The way of Big data processing (experimental method < two >)

Source: Internet
Author: User

One: cross-validation (crossvalidation) (three methods attached to the experiment) introduction to the method   

(1) definition: cross-validation (cross-validation) is primarily used in modeling applications such as PCR(Principal Component Regression), PLS(Partial least squares regression) in regression modeling. In a given modeling sample, most of the samples are modeled, a small sample is used to predict the model, and the prediction error of the small sample is obtained, and the sum of squares is recorded. This process continues until all the samples have been predicted once and are only predicted once. The prediction error of each sample is squared plus, called the Press (predicted error Sum of squares). "From wikipidia:https://zh.wikipedia.org/wiki/%E4%BA%A4%E5%8F%89%E9%A9%97%E8%AD%89#K-fold_ Cross-validation"

(2) Classification:

Cross-validation is generally divided into three categories: thedouble-fold CV is often referred to as the 2 -fold crossover;10-fold crossover and LOO(leaveoneout) CV is one-way intersection.


2 fold: The original dataset is divided into two parts: one as a training set, namely Trainingset, one as a test set, that is Testingset , then use the training set to do the training, with the test set to verify, and then the training set as a test set, the test set as a training set to iterate, the error of two times as a result of the overall data prediction error. (Note: It is emphasized here that the data set must be divided into two parts, the reason is: as a training set, the amount of data must not be less than the test set, so in the iterative process, so that the data does not appear error conditions, must be evenly split. )

k - fold: (in this case K-fold) is to divide the data set into K subsets,K is a subset of the test set, and the rest of the K-1 data Set as a training set, and finally the K The error calculation mean of the subset of numbers,K -Iteration verification is the method to evaluate the results of the supervised learning algorithm, and the partition of data sets is generally divided by equal or random.


LOO : This method is a special column of K -fold, that is, the data is divided into n , in fact, each part is a sample, so iterative N times, calculate the final error as the prediction error.


(3) measurement method: At the end of the above cross-validation mentioned the data error, because there is no validation once there is a data error, after the K -fold verification, to iterate K times, this error processing also has different methods, that is, the measurement method, such as you take the average ME, or both, can be, and the average standard error, etc., can be used as the final verification error.

(4) Below is 3-fold cross validation


Second, the experimental data processing method


(1) verification: Refers to the data into two parts, part as a training set, that is, Trainingset, part of the test set, that is, Testingset, the former accounted for the data 70%, the latter accounted for the data of the 30%, with training set to train, with the test set for testing, the final error as the overall prediction error.
(Note: Here you have to pay attention to the difference between the 2 -fold cross-validation, mainly in the data set of the sub-and test)

(2) Cross-validation: This is not described here, is to use the results of cross-validation as the criteria for the selection of parameters, but also as a model of merit criteria.

(3) experiment Three "from the introduction of machine learning" here first divides the data into two parts, part as the training set, part as the test set, uses the training set to cross-verify chooses the optimal parameter, uses the test set to select the optimal model. Of course, the final error is also a test set to be used as a prediction error.


The above is three kinds of experimental treatment methods, correct which method is good, can not do any comment, can only say that suits your appetite, or your professional appetite, or spectator's appetite ...

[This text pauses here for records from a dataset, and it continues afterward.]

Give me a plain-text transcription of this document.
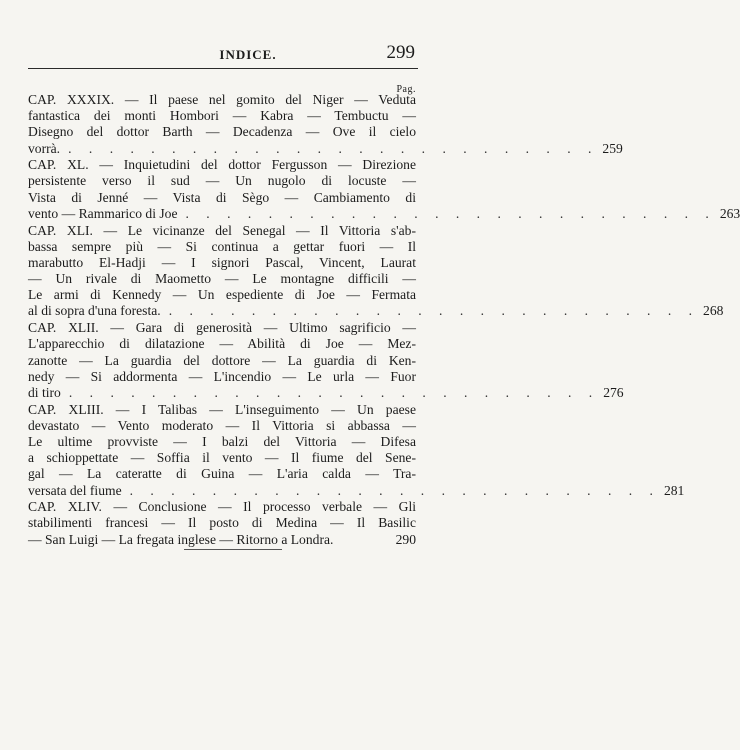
INDICE.	299
Pag.
CAP. XXXIX. — Il paese nel gomito del Niger — Veduta
fantastica dei monti Hombori — Kabra — Tembuctu —
Disegno del dottor Barth — Decadenza — Ove il cielo
vorrà. . . . . . . . . . . . . . . . . . . . . . . . . . . 259
CAP. XL. — Inquietudini del dottor Fergusson — Direzione
persistente verso il sud — Un nugolo di locuste —
Vista di Jenné — Vista di Sègo — Cambiamento di
vento — Rammarico di Joe . . . . . . . . . . . . . . . . . . . . . . . . . . 263
CAP. XLI. — Le vicinanze del Senegal — Il Vittoria s'ab-
bassa sempre più — Si continua a gettar fuori — Il
marabutto El-Hadji — I signori Pascal, Vincent, Laurat
— Un rivale di Maometto — Le montagne difficili —
Le armi di Kennedy — Un espediente di Joe — Fermata
al di sopra d'una foresta. . . . . . . . . . . . . . . . . . . . . . . . . . . 268
CAP. XLII. — Gara di generosità — Ultimo sagrificio —
L'apparecchio di dilatazione — Abilità di Joe — Mez-
zanotte — La guardia del dottore — La guardia di Ken-
nedy — Si addormenta — L'incendio — Le urla — Fuor
di tiro . . . . . . . . . . . . . . . . . . . . . . . . . . 276
CAP. XLIII. — I Talibas — L'inseguimento — Un paese
devastato — Vento moderato — Il Vittoria si abbassa —
Le ultime provviste — I balzi del Vittoria — Difesa
a schioppettate — Soffia il vento — Il fiume del Sene-
gal — La cateratte di Guina — L'aria calda — Tra-
versata del fiume . . . . . . . . . . . . . . . . . . . . . . . . . . 281
CAP. XLIV. — Conclusione — Il processo verbale — Gli
stabilimenti francesi — Il posto di Medina — Il Basilic
— San Luigi — La fregata inglese — Ritorno a Londra.	290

The way of Big data processing (experimental method < two >)

Related Article

Contact Us

The content source of this page is from Internet, which doesn't represent Alibaba Cloud's opinion; products and services mentioned on that page don't have any relationship with Alibaba Cloud. If the content of the page makes you feel confusing, please write us an email, we will handle the problem within 5 days after receiving your email.

If you find any instances of plagiarism from the community, please send an email to: info-contact@alibabacloud.com and provide relevant evidence. A staff member will contact you within 5 working days.

A Free Trial That Lets You Build Big!

Start building with 50+ products and up to 12 months usage for Elastic Compute Service

  • Sales Support

    1 on 1 presale consultation

  • After-Sales Support

    24/7 Technical Support 6 Free Tickets per Quarter Faster Response

  • Alibaba Cloud offers highly flexible support services tailored to meet your exact needs.